Un progetto, quello del Centro internazionale di scultura e della sua Scuola, che già dal suo avvio ha evidenziato qualche criticità. Per i promotori del referendum, questa istituzione è partita su basi tutt’altro che granitiche e andava gestita in ben altro modo. "L’idea della sua realizzazione è nata negli anni 1999-2000; una decina di anni dopo avviene la realizzazione del progetto con un investimento tra i 10 i dieci e i 12 milioni di franchi. La tabella di calcolo del finanziamento, al 30 settembre 2016, presentava una cifra d’investimento pari a 5,5 milioni, con un finanziamento previsto di 6,1, quindi una maggiore entrata di 600mila franchi. Importo destinato alla gestione, ma che già secondo una valutazione per il funzionamento del CIS, risultava insufficiente alla copertura dell’88% dei costi durante i primi due anni. Finiti i soldi... se ne chiedono altri. L’evoluzione del capitale della Fondazione riportato nel messaggio municipale, anche a coloro che hanno solo le basi dei concetti primordiali di economia, lascia intendere che si va verso un profondo rosso. Come si evince sempre dallo stesso messaggio, l’importo a fondo perso di 900mila franchi (frutto di donazioni di privati, enti pubblici e sponsor, ndr), non basta neppure alla copertura dei costi di gestione per i prossimi 3 anni. Dopodiché?"
Sempre secondo chi si oppone al credito, il decantato ristorno economico dell’operazione è poca cosa: "Dalla sua ideazione, passando per la realizzazione e arrivando alla sua attività, a fronte dei milioni investiti il misero ristorno economico è finito. La costruzione avrà certamente portato lavoro alle aziende, ma a oggi, a lavori terminati, ci si chiede quale sia il reale beneficio pecuniario per l’economia locale e il Comune. Siamo tutti coscienti che se si investe del denaro è per farlo fruttare, quindi, nella logica finanziaria, recuperare quanto investito più un margine di guadagno; qui invece si gettano soldi per prolungare la lenta agonia e una fine già scritta. Neppure i commerci locali traggono beneficio".

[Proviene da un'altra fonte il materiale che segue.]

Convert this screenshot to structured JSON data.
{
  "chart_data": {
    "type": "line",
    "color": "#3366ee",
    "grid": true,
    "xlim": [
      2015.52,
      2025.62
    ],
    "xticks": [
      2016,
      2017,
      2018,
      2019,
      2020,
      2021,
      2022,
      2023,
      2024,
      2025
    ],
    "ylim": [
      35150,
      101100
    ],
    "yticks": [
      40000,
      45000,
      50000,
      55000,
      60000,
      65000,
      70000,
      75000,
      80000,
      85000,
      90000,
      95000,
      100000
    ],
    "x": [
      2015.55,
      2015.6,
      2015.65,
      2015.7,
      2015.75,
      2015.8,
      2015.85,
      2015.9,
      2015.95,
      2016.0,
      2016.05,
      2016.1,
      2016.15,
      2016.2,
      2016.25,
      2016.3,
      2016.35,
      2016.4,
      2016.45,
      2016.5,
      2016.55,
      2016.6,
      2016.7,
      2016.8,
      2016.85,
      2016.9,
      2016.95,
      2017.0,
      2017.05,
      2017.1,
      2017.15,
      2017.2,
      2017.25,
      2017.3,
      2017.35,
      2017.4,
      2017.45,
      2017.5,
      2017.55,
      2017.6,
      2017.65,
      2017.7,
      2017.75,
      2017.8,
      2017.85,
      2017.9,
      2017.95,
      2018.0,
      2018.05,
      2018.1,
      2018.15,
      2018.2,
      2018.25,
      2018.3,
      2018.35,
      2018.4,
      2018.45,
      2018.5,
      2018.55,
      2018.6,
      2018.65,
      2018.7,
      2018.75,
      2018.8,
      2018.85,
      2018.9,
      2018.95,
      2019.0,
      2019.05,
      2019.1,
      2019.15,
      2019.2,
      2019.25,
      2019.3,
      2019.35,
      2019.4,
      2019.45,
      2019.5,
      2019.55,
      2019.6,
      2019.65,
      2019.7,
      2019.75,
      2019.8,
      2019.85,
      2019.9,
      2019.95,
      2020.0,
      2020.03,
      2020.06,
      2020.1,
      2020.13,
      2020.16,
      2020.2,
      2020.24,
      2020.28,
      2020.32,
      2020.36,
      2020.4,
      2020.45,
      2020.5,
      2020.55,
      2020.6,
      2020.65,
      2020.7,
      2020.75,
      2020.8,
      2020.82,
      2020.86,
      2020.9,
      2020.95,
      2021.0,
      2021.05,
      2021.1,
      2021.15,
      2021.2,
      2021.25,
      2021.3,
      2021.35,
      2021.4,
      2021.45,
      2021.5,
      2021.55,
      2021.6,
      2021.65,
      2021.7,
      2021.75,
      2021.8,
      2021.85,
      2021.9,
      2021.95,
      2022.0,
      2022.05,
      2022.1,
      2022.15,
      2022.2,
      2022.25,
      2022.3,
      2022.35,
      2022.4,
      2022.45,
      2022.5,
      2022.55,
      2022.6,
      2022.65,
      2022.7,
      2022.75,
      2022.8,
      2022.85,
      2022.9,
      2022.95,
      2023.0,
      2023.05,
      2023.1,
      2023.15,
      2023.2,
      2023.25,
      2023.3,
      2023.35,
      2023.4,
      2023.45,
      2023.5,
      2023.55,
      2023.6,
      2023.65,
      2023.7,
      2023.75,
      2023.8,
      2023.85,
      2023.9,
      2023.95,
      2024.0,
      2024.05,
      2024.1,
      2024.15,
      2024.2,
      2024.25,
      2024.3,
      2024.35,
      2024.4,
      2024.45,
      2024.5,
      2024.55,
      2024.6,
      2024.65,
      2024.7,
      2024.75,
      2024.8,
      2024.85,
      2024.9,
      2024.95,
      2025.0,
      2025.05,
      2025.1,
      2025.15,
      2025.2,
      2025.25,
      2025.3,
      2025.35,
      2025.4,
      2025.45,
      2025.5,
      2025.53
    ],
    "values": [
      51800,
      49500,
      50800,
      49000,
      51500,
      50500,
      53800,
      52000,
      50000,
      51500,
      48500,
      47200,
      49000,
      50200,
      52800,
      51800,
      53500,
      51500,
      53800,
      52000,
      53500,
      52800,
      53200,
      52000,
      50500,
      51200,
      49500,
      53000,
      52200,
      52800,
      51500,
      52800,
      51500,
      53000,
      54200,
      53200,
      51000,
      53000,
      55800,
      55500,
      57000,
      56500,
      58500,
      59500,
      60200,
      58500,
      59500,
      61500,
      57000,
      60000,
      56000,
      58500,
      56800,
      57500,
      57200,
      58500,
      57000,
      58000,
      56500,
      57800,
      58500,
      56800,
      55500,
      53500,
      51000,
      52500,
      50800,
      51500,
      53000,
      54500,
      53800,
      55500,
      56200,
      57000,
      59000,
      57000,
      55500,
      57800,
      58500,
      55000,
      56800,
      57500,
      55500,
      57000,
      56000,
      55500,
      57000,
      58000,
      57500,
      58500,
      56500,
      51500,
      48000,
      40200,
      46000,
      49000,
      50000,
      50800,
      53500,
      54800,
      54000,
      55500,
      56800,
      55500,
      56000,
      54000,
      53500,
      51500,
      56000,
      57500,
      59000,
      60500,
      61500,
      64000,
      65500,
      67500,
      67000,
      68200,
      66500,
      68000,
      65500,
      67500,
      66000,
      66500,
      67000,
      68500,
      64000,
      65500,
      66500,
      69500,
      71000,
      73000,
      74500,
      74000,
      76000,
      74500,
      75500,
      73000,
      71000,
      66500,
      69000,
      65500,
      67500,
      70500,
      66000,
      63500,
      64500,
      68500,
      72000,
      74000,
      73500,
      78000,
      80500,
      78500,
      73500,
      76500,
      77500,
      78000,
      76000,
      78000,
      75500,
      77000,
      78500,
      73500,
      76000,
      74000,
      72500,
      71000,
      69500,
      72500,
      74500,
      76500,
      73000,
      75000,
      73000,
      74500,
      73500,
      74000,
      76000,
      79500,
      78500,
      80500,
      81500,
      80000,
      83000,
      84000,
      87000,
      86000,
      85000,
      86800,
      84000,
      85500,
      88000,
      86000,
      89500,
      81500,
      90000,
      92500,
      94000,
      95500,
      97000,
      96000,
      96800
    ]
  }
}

Secondo i referendisti, "le finanze comunali impongono altri investimenti prioritari a vantaggio di tutta la comunità. Citiamo quali esempi la Scuola dell’infanzia (attualmente il sostentamento è totalmente a carico del Comune e per il quale il Municipio è andato a battere cassa ad associazioni e fondazioni) e lo sviluppo del Centro Sportivo Lavizzara, attirare nuove famiglie nel Comune magari con la creazione di progetti di recupero di edifici nei vari nuclei sparsi sul territorio. Se vogliamo che la valle viva e si sviluppi bisogna prima renderla attrattiva e avere i servizi per la gente comune e non per una categoria a sé stante. Una maggiore oculatezza nella gestione del patrimonio pubblico sugli investimenti nelle reali necessità di tutti i residenti avrebbe sicuramente un ristorno economico più concreto e sicuro (...) Le autorità comunali, viste le esperienze, dal passato dovrebbero aver tratto degli insegnamenti...
Sarà in ogni caso premura dei referendisti organizzare un incontro per spiegare nei dettagli alla cittadinanza, alla presenza anche dell’autorità municipale, le ragioni che stanno alla base di questo ‘no’ al credito".